- 2014 - February - 25th -

Florida Blue CEO on rising costs and attracting younger consumers

By Max Marbut, Staff Writer

When a company commands 30 percent of an industry’s market, that company is a keen observer and a key player when the industry is going through a transition.

Pat Geraghty, CEO and board chairman of Florida Blue, which has 30 percent of the health insurance market in Florida, spoke Monday to the Rotary Club of Jacksonville. He touched on topics from the challenges still facing the federal Affordable Care Act to how his company is marketing its products in retail stores.

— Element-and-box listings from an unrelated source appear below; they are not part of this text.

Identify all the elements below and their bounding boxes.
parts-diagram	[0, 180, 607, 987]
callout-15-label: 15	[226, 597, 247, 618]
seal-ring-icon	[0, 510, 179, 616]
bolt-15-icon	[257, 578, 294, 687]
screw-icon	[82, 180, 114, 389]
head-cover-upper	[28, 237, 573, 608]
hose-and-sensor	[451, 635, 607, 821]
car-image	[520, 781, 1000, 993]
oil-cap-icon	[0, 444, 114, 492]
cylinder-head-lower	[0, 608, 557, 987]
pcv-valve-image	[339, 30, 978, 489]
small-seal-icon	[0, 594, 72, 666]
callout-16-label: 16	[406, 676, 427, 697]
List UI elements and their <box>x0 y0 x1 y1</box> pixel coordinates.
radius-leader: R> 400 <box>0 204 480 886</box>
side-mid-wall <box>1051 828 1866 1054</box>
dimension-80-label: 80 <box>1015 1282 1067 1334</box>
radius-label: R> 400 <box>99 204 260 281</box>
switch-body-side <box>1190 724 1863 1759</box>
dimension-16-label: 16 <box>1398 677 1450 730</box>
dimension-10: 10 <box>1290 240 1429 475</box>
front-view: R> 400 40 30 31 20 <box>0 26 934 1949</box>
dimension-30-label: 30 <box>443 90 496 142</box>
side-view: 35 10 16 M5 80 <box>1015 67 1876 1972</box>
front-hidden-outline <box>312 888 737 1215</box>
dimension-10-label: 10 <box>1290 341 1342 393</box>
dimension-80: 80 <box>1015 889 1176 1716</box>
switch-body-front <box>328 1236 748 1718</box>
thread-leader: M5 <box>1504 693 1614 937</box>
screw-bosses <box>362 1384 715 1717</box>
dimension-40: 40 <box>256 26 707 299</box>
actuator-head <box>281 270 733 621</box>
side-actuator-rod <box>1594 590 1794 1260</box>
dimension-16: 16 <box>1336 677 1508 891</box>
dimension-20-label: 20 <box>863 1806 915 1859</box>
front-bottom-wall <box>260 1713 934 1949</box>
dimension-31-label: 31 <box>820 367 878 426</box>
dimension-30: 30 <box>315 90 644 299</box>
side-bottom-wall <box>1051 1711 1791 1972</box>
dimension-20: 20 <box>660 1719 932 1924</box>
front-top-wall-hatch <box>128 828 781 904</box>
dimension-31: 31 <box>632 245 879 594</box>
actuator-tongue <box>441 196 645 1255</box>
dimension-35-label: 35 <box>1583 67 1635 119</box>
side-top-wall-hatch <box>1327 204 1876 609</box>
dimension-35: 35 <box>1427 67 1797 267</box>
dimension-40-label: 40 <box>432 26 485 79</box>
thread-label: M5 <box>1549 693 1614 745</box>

He said there is no doubt the rollout of the Affordable Care Act was, from a technological standpoint a “disaster.”

One of the major controversies associated with the plan to insure everyone is that some people will receive subsidies to help them pay their insurance premiums.

“For a number of people, it’s the only way they will be able to access care,” Geraghty said.

The subsidies will not change the cost of health care, only the cost of insurance for certain people. Health care costs can be controlled by focusing on prevention and wellness rather than focusing on treating a patient who already is suffering from illness or disease, he said.

Another issue is the relatively small number of young people who have enrolled to date in the Affordable Care Act. In order for the system to work, younger people with fewer health issues must pay into the program to cover the health care costs of older insured people.

“Young people believe they are invincible. It’s very hard to motivate them to purchase insurance,” said Geraghty.

The act has led to increased costs for health care. Geraghty said Florida Blue will pay this year an additional $132 million in what he called “new tax” and the company has no choice but to pass the cost along to its policyholders.

“Medical device manufacturers are paying $20 billion in new tax. Pharmaceutical companies are paying $80 billion in new tax and they are passing it along. The new taxes are pushing prices up,” he said.

Florida Blue has increased its share of Medicare business. The company will pay $108 billion in claims this year in 12 states, Washington, D.C., Puerto Rico and the U.S. Virgin Islands.

“We are the largest contractor for the federal government,” Geraghty said.

Florida Blue has opened 18 retail stores in Florida, including one in Jacksonville at the St. Johns Town Center. Geraghty said going into direct retail sales to consumers was seen by some as an unconventional move for a health insurance provider, but it is what the market demands in terms of face-to-face interaction.

Florida Blue plans to open another retail store in the new YMCA along Riverside Avenue, part of a long-term commitment to offering health-care solutions, he said.

“Why did Apple build Apple Stores? Our product is more important and more expensive than technology. It’s about the customer experience,” Geraghty said. “You’ve got to make it fun. People want to be engaged, particularly young people.”